The secondary stage of endemic syphilis is found in this region, and has no doubt been there for many centuries. However, like secondary yaws, it is a pediatric disease not usually present in adults. These considerations relevant to yaws and endemic syphilis would tend to remove them from depiction on the surfaces of terracotta statues of adults.

Although chickenpox is a consideration, it is a fairly benign childhood illness. Likewise, urticaria are usually benign and generally of short duration. On the basis of these observations, they can be eliminated from diagnostic consideration. Leprosy needs to be considered given its dermatologic manifestations and chronicity. Untreated, the disease leads to significant deformities of the face and extremities. None of these latter medical signs are simultaneously depicted on statues with surface excrescences.

The secondary stage of venereal syphilis, with its dramatic dermatologic rash of highly infective macules and papules, requires diagnostic consideration. However, questions remain about the presence of venereal syphilis in West Africa prior to the fifteenth century when a number of these statues were created. If it were present in West Africa earlier than the fifteenth century, then it would have to receive serious consideration in the differential diagnosis.

This leaves two important possibilities in the provisional diagnosis. Onchocerciasis must be seriously considered because while the adult worms create discrete nodules of varying sizes, the microfilia infiltrate the skin where they produce pruritic papular and macular eruptions.

Smallpox ranks very high in the differential diagnosis given several clinical and epidemiological lines of evidence. The disease caused a prominent five-stage rash that lasted for about three weeks before the eschars fell off, leaving behind both temporary vitiligo and then pitted scars. The Variola major form of smallpox carried a mortality of from 20 to 50 percent.
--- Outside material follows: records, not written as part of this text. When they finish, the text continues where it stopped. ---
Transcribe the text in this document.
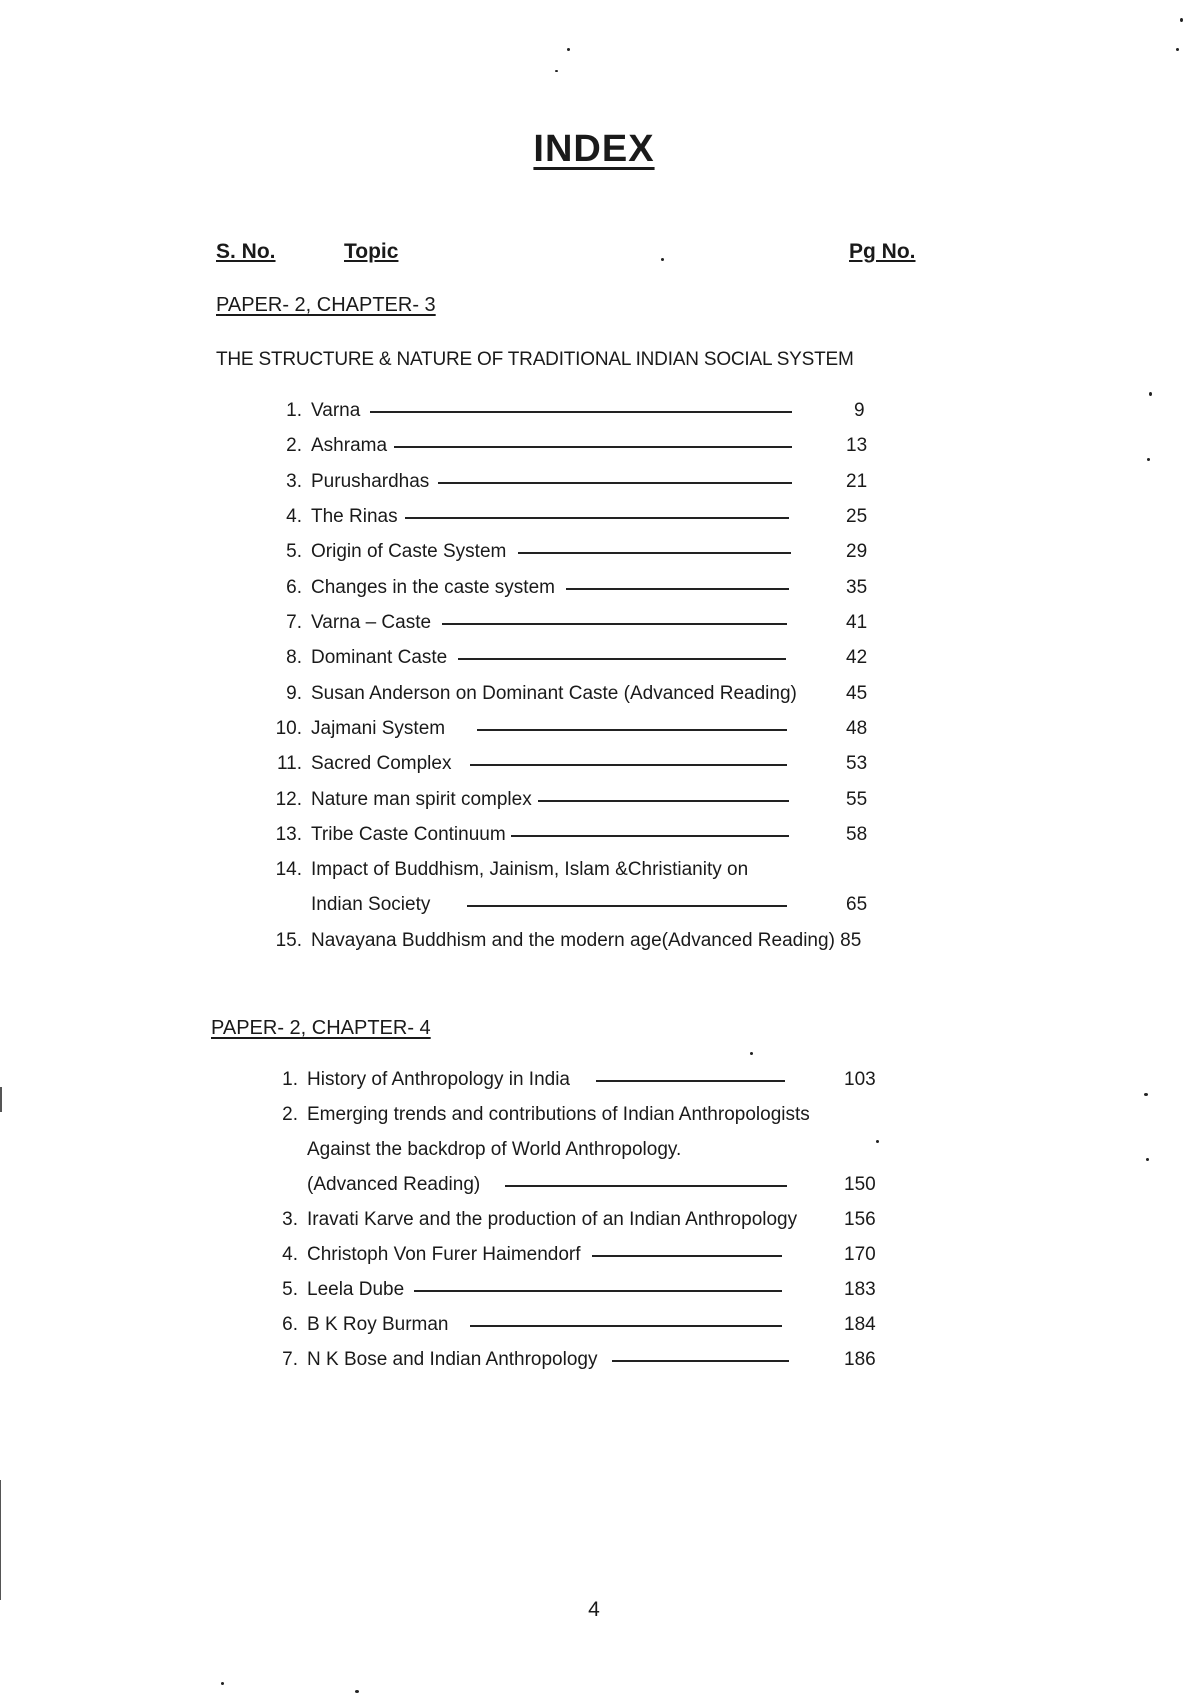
INDEX
S. No.	Topic	Pg No.
PAPER- 2, CHAPTER- 3
THE STRUCTURE & NATURE OF TRADITIONAL INDIAN SOCIAL SYSTEM
1. Varna	9
2. Ashrama	13
3. Purushardhas	21
4. The Rinas	25
5. Origin of Caste System	29
6. Changes in the caste system	35
7. Varna – Caste	41
8. Dominant Caste	42
9. Susan Anderson on Dominant Caste (Advanced Reading)	45
10. Jajmani System	48
11. Sacred Complex	53
12. Nature man spirit complex	55
13. Tribe Caste Continuum	58
14. Impact of Buddhism, Jainism, Islam &Christianity on
Indian Society	65
15. Navayana Buddhism and the modern age(Advanced Reading) 85
PAPER- 2, CHAPTER- 4
1. History of Anthropology in India	103
2. Emerging trends and contributions of Indian Anthropologists
Against the backdrop of World Anthropology.
(Advanced Reading)	150
3. Iravati Karve and the production of an Indian Anthropology 156
4. Christoph Von Furer Haimendorf	170
5. Leela Dube	183
6. B K Roy Burman	184
7. N K Bose and Indian Anthropology	186
4
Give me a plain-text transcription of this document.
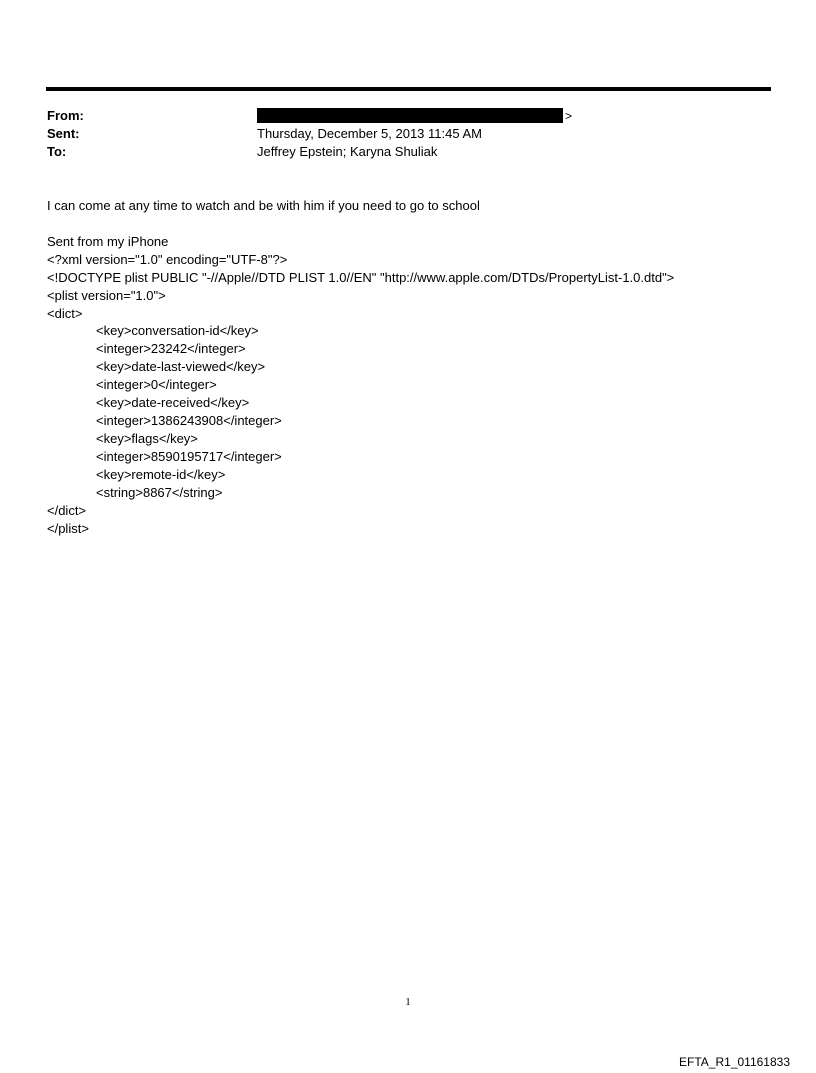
From:	>
Sent:	Thursday, December 5, 2013 11:45 AM
To:	Jeffrey Epstein; Karyna Shuliak
I can come at any time to watch and be with him if you need to go to school
Sent from my iPhone
<?xml version="1.0" encoding="UTF-8"?>
<!DOCTYPE plist PUBLIC "-//Apple//DTD PLIST 1.0//EN" "http://www.apple.com/DTDs/PropertyList-1.0.dtd">
<plist version="1.0">
<dict>
<key>conversation-id</key>
<integer>23242</integer>
<key>date-last-viewed</key>
<integer>0</integer>
<key>date-received</key>
<integer>1386243908</integer>
<key>flags</key>
<integer>8590195717</integer>
<key>remote-id</key>
<string>8867</string>
</dict>
</plist>
1
EFTA_R1_01161833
These terrifying clinical characteristics of smallpox were in addition to its epidemiologic pattern as both an endemic and epidemic disease. Thus, a disease with a high morbidity and mortality and known to appear in devastating epidemics would seem to have merited memorialization on the terracotta statues.

The anatomical distribution, size, and form of excrescences on a number of statues reflect the rash of smallpox. A few statues actually depict the indentation or umbilication in the center of smallpox vesicles which was commonly seen when the disease existed (Fig. 13).

Fig. 13
figure 13

(Daniel Shapiro Collection. Reproduced with permission of Bernard de Grunne)
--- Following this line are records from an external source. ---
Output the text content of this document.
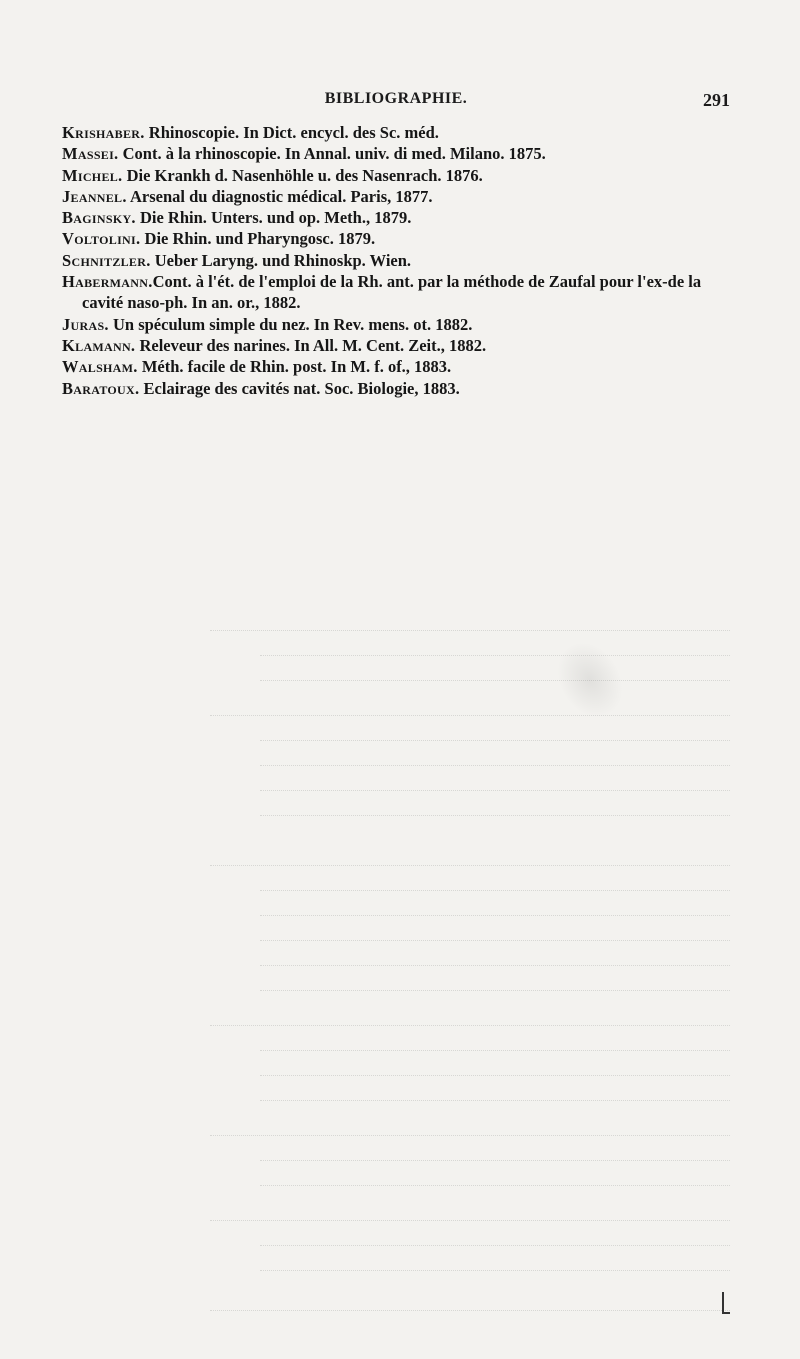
BIBLIOGRAPHIE.	291
Krishaber. Rhinoscopie. In Dict. encycl. des Sc. méd.
Massei. Cont. à la rhinoscopie. In Annal. univ. di med. Milano. 1875.
Michel. Die Krankh d. Nasenhöhle u. des Nasenrach. 1876.
Jeannel. Arsenal du diagnostic médical. Paris, 1877.
Baginsky. Die Rhin. Unters. und op. Meth., 1879.
Voltolini. Die Rhin. und Pharyngosc. 1879.
Schnitzler. Ueber Laryng. und Rhinoskp. Wien.
Habermann.Cont. à l'ét. de l'emploi de la Rh. ant. par la méthode de Zaufal pour l'ex-de la cavité naso-ph. In an. or., 1882.
Juras. Un spéculum simple du nez. In Rev. mens. ot. 1882.
Klamann. Releveur des narines. In All. M. Cent. Zeit., 1882.
Walsham. Méth. facile de Rhin. post. In M. f. of., 1883.
Baratoux. Eclairage des cavités nat. Soc. Biologie, 1883.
Two Djenné-Jeno terracotta figures on which umbilication of smallpox vesicles is shown as holes in the centers of the lesions. Height: 16 in. 1220–1460 A.D.

Dr. Donald Ainsle Henderson, who headed the successful 10-year World Health Organization effort to eradicate smallpox, examined photographs of the terracotta statues shown in Figs. 9 and 12. His excited response was: "I was stunned as I looked at the pictures of the Djenné-Jeno terracotta statues. There is no question. That is smallpox, obviously done by someone who was perceptive about the pox distribution and umbilication" [85].
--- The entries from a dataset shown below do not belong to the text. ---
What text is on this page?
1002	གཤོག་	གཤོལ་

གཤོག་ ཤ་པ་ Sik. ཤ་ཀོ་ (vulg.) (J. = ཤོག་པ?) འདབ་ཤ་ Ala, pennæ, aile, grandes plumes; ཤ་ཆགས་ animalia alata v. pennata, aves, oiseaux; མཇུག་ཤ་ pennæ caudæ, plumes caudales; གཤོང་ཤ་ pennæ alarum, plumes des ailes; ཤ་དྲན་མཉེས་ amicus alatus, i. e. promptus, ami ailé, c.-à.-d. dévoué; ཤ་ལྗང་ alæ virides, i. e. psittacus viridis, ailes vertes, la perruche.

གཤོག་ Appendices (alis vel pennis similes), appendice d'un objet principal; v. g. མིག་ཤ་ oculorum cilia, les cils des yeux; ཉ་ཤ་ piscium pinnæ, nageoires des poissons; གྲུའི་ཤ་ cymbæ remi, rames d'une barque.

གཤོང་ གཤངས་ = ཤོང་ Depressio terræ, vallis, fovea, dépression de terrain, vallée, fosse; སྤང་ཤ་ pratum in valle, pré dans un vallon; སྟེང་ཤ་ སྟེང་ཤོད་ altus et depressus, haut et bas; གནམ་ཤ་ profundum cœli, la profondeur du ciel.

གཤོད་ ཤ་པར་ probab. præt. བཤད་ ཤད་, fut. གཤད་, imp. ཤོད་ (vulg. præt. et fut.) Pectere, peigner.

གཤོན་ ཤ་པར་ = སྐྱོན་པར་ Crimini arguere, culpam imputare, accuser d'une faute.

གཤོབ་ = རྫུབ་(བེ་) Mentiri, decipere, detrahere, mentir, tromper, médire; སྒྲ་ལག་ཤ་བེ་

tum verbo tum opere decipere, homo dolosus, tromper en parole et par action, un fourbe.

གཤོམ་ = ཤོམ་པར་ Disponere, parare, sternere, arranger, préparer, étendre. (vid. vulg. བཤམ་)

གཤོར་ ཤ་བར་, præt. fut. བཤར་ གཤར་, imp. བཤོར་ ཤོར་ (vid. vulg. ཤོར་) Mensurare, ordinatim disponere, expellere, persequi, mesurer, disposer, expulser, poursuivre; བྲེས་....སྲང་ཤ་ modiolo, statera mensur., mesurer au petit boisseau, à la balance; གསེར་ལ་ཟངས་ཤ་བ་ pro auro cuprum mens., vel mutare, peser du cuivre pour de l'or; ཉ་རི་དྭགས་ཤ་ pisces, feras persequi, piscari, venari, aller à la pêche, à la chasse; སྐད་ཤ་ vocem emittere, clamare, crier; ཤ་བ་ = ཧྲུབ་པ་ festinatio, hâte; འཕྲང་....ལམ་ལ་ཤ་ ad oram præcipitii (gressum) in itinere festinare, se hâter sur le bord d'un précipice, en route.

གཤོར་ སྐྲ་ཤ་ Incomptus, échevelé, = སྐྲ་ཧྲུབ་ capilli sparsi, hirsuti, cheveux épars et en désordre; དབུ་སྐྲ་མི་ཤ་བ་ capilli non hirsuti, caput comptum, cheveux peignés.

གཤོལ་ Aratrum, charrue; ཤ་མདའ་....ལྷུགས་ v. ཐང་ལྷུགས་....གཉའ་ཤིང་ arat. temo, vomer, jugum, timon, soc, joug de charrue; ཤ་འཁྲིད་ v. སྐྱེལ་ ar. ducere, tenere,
The existence of smallpox in West Africa and in the IDN during the millennium when the statues were made provides historical evidence that those who made them were familiar with the disease. This is an important piece of persuasive evidence that the lesions depicted on these statues are indeed smallpox.

Conclusions

In this study, clinical, diagnostic, and epidemiological methodologies have been applied to arrive at a possible definitive diagnosis of the excrescences depicted on Djenné-Jeno terracotta statues made between 1100 A.D. and 1700 A.D. While it has not been possible to arrive at a single definitive diagnosis, examination of all the evidence has permitted consideration of several provisional diagnoses. These include smallpox, onchocerciasis, the secondary stage of venereal syphilis, and intentional cicatrization to create keloids in order to achieve beautification. Although it is beyond the scope of this inquiry, it would be of great interest to know of the cultural contexts of these statues, which clearly occupied an important place in the lives of those who created them.